Cincuenta años después, el pedagogo escocés James Pillans introdujo otro cambio trascendental al colgar una gran pizarra en la pared del aula, facilitando la enseñanza colectiva y sustituyendo las pizarras de tablillas individuales. En 1960 el fotógrafo coreano Martin Heit inventó la pizarra blanca, pensada inicialmente para anotaciones en su cuarto oscuro y para dejar mensajes junto al teléfono. Aunque su llegada a las aulas fue más lenta, en la década de 1990 se popularizó como una alternativa a la pizarra de tiza. No obstante, su reinado fue breve, ya que fue pronto fue reemplazada por proyectores, pizarras digitales y pantallas interactivas.

Como es habitual, tampoco faltaron detractores para esta nuevas herramientas. Al principio, algunos educadores consideraban que la pizarra de Pillans distraía a los estudiantes, ya que, según ellos, iba en contra del principio pedagógico de fomentar el aprendizaje individualizado. De manera similar, la pizarra digital encontró resistencia entre aquellos que valoraban la simplicidad de la tiza, y hoy en día, la imposición de tabletas digitales es vista por algunos como un intento de regresar al aprendizaje personalizado, en oposición a la enseñanza colectiva.

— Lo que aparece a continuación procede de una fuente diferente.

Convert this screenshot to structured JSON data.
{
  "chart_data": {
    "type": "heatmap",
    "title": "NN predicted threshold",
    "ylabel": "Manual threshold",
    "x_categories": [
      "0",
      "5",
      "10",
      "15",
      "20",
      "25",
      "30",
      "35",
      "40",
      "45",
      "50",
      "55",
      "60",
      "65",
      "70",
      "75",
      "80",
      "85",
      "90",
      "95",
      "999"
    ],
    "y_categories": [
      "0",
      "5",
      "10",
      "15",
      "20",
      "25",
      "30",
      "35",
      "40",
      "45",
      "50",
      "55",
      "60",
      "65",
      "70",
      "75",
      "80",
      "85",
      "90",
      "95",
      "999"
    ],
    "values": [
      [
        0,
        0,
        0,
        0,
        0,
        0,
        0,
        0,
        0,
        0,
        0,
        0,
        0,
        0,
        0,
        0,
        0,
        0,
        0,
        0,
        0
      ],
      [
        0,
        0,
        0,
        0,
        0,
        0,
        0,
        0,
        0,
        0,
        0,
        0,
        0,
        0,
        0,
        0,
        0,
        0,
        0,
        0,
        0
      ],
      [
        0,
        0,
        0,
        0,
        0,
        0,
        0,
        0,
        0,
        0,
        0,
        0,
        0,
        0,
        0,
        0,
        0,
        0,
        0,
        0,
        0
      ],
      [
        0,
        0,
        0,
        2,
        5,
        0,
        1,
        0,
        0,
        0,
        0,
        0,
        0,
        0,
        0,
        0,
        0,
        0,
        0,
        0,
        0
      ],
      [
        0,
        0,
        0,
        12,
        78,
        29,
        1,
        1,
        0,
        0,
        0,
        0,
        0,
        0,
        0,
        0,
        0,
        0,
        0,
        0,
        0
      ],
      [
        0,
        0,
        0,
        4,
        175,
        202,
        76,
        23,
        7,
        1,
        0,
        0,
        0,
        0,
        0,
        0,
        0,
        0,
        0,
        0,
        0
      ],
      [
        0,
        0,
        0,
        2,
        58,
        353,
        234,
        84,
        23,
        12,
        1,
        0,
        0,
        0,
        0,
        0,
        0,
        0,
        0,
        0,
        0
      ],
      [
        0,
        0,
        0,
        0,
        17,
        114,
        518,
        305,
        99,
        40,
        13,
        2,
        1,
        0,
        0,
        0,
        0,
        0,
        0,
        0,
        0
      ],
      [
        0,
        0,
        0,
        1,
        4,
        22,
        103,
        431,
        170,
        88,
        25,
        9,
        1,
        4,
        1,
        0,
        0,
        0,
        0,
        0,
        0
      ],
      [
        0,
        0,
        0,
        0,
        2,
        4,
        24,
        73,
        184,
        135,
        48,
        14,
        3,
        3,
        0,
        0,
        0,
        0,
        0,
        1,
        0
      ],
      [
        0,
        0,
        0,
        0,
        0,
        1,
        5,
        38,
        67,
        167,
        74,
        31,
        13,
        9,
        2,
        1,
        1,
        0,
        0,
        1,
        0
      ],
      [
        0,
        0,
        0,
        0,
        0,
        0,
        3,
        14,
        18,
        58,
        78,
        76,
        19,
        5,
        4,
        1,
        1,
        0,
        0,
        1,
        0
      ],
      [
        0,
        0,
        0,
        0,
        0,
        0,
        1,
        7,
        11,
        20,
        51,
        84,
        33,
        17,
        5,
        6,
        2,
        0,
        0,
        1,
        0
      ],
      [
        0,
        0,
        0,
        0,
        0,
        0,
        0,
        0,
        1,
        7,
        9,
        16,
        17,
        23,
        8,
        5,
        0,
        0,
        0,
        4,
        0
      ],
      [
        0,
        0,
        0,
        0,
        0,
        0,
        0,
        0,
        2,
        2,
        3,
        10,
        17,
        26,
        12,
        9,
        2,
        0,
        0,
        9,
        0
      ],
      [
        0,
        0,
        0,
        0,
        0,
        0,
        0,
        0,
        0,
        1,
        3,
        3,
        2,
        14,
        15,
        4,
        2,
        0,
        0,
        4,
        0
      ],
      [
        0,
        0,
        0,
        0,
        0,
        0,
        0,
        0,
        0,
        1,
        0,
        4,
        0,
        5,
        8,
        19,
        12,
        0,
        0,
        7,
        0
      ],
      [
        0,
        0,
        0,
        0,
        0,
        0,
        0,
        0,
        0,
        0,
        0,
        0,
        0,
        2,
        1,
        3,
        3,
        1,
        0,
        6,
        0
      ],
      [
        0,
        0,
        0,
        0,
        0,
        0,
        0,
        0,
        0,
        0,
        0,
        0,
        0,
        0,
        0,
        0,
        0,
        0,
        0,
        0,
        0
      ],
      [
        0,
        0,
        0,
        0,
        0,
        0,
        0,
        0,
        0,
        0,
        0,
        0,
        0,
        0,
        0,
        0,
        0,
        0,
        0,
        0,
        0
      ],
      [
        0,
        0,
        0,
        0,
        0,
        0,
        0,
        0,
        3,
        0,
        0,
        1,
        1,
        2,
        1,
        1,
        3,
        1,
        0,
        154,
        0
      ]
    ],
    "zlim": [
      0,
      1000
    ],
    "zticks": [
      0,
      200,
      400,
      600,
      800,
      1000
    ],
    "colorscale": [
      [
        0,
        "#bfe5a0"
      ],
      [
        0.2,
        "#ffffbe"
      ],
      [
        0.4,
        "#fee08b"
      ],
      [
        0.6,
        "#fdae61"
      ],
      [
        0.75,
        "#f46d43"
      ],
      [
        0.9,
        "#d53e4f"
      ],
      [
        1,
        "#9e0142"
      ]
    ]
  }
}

Curiosamente, lápices y pizarras están volviendo a protagonizar una revolución en las aulas, esta vez impulsada por quienes defienden la escritura manual frente a las pantallas y valoras la inteligencia colectiva sobre la artificial. En palabras del filósofo Roberto Casati, la escuela tiene el privilegio de “no tener que correr detrás del cambio tecnológico y, al mismo tiempo, generar, gracias paradójicamente a sus inmensas inercias, el verdadero cambio, que es el desarrollo moral e intelectual de los individuos”.

Más allá de la ciega incorporación de la tecnología y las metodologías a nuestros proyectos educativos, cualquier cambio tecnológico no debe ser solo un cambio de herramientas, sino un cambio en la forma de pensar la educación, como sugiere Casati. Ojalá sea este el cambio que decidamos perseguir.